Plot of the exact solution for travelling wave of Eq. (1.1) on the range \([-5,5]^2\), taking at levels of noise \(\delta =0\), \(\delta =5\), \(\delta =20\) and \(\delta =40\), with parameters chosen as \(h=0.01\), \(c=1\), and \(T=1\), representing the spatial step size, the wave speed, and the time, respectively. The figure shows that the wave fails to propagate when the noise becomes large enough

4 Conclusion

We have effectively used the tanh function approach to analytically solve the stochastic Allen-Cahn equation in a two-dimensional space with multiplicative noise.
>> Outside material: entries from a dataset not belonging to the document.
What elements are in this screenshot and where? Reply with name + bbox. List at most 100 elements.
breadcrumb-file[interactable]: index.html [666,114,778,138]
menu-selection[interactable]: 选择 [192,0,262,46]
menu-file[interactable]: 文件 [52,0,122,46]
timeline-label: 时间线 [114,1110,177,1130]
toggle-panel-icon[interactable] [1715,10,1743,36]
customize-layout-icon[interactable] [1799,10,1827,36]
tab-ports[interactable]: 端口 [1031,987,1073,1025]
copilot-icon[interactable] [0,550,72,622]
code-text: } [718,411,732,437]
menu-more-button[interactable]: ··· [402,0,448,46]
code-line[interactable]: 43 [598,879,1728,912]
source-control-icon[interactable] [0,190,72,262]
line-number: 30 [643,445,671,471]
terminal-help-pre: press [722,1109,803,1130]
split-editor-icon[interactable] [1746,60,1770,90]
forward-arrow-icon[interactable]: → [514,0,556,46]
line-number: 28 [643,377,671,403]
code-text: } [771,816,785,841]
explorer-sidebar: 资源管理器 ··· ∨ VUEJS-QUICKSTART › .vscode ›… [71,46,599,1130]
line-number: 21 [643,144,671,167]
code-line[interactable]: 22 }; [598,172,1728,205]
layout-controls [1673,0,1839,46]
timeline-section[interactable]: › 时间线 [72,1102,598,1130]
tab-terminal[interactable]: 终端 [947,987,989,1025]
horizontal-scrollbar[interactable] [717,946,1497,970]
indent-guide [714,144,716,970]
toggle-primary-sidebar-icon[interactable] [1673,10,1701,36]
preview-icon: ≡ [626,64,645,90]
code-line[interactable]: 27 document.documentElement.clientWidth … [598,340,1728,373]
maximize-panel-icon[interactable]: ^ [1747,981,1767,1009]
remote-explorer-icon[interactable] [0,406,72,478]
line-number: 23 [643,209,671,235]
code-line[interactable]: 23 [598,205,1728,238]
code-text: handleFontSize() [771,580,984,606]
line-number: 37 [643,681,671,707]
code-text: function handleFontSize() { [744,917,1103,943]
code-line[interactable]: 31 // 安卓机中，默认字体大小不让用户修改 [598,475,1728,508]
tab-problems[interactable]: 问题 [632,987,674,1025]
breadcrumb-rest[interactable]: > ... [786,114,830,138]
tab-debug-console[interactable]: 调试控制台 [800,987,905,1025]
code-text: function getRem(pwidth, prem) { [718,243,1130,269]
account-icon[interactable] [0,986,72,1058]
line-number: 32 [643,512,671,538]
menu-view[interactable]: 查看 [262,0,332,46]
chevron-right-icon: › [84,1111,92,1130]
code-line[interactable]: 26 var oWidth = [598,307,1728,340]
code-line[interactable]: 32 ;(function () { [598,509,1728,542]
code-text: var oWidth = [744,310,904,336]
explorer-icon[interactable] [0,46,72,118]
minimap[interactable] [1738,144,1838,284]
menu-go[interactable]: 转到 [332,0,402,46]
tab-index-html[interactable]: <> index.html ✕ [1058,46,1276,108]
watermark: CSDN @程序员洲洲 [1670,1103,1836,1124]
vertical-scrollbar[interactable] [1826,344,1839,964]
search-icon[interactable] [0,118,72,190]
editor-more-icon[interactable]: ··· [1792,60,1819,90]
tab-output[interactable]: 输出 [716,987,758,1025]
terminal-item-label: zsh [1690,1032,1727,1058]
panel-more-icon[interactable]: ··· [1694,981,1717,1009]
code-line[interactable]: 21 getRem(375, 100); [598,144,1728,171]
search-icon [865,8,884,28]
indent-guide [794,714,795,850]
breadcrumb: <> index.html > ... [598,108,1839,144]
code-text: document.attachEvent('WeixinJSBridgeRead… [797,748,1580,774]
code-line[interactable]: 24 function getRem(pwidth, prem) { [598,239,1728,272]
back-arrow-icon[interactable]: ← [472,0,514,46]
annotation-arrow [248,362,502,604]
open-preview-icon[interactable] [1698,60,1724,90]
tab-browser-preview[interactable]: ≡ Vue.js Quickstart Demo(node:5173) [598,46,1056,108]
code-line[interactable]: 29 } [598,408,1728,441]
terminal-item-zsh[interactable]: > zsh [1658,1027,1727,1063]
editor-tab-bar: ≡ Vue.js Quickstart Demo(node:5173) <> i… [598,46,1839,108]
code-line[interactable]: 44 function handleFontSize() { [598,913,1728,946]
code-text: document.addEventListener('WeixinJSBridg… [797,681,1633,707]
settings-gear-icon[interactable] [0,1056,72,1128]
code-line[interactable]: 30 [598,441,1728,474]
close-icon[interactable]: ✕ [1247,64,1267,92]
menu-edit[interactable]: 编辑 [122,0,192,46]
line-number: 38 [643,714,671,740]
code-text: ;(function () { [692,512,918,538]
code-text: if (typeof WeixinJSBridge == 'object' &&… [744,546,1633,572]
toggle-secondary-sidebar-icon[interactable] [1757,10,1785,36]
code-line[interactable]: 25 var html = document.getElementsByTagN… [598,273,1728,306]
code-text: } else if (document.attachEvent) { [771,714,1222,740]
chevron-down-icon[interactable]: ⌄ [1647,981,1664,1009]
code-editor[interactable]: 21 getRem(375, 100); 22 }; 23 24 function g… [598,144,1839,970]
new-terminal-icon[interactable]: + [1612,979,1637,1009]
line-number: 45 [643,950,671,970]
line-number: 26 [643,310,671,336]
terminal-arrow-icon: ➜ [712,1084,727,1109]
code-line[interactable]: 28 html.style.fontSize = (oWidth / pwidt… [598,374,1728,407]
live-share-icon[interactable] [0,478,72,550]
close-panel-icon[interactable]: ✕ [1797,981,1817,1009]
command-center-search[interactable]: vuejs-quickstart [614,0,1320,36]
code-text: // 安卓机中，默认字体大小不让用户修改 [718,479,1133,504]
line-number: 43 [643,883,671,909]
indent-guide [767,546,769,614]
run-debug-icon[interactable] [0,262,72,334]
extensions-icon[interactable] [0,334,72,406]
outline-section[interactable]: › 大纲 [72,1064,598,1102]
This approach successfully yielded exact solutions for travelling waves. A significant aspect of this research has been the investigation of propagation failure of wave, specifically focusing on the influences of multiplicative noise on the dynamics of these travelling waves. We noted that elevated noise levels can disrupt the travelling waveform, ultimately leading to the nullification of solutions for the governing equation. This highlights the critical impact of noise on the dynamics of wave solutions in these stochastic systems.